The horse has served as warrior, laborer, mail carrier, competitive athlete, rodeo entertainer, friend, and—above al—object of wonder. In this anthology’s opening section, ‘Entering the World’, Ted Hughes offers a tender evocation of a foal’s first steps on the way to becoming ‘perfect Horse’: ‘His nose / Downy and magnetic, draws him, incredulous, / Towards his mother. And the world is warm / And careful and gentle. Touch by touch / Everything fits him together.’
The following section, ‘Horse and Rider’, focuses on the elemental human–horse connection, with poems by E. E. Cummings, Basil Bunting, and Richard Wilbur, along with perhaps the most famous contemporary poem about a journey on horseback—Robert Frost’s ‘Stopping byWoods on a Snowy Evening—in which a horse, for a change, wonders at human mystery.
‘Horses in Mind’ ventures into abstract and dreamlike manifestations.For Witter Bynner and Sylvia Plath, untamed horses are apt metaphors for the elusiveness of language. Paul Muldoon ponders ‘if I’m a man dreaming I’m a plowhorse / or a great plowhorse dreaming I’m a man.’ And Carl Phillips imagines that a ‘horse is entering / the sea, and the sea / holds it.’
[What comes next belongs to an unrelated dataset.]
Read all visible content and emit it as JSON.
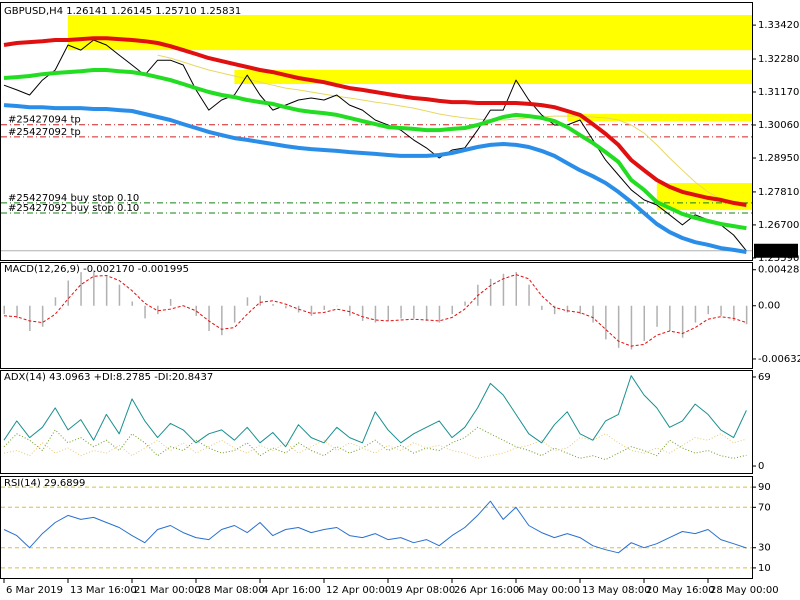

Elsewhere, horses are honored for their pastoral and hunting work by poets such as Gary Snyder, Maxine Kumin, and Seamus Heaney. Poems by Homer, Virgil, Shakespeare, Tennyson, and others commemorate the horse’s role in battle, and a brief section touches on the colorful tradition of cowboy poetry on the American frontier.
The poems in ‘Equine Encounters’ describe revelatory meetings between our species, and in the final section poets honor the horse in memory and in grief. ‘They have pulled our ploughs and borne our load,’ writes Edwin Muir. ‘But that free servitude still can pierce our hearts.’ Thanks to the amazing bond we have known with horses throughout history, ‘Our life is changed; their coming our beginning.’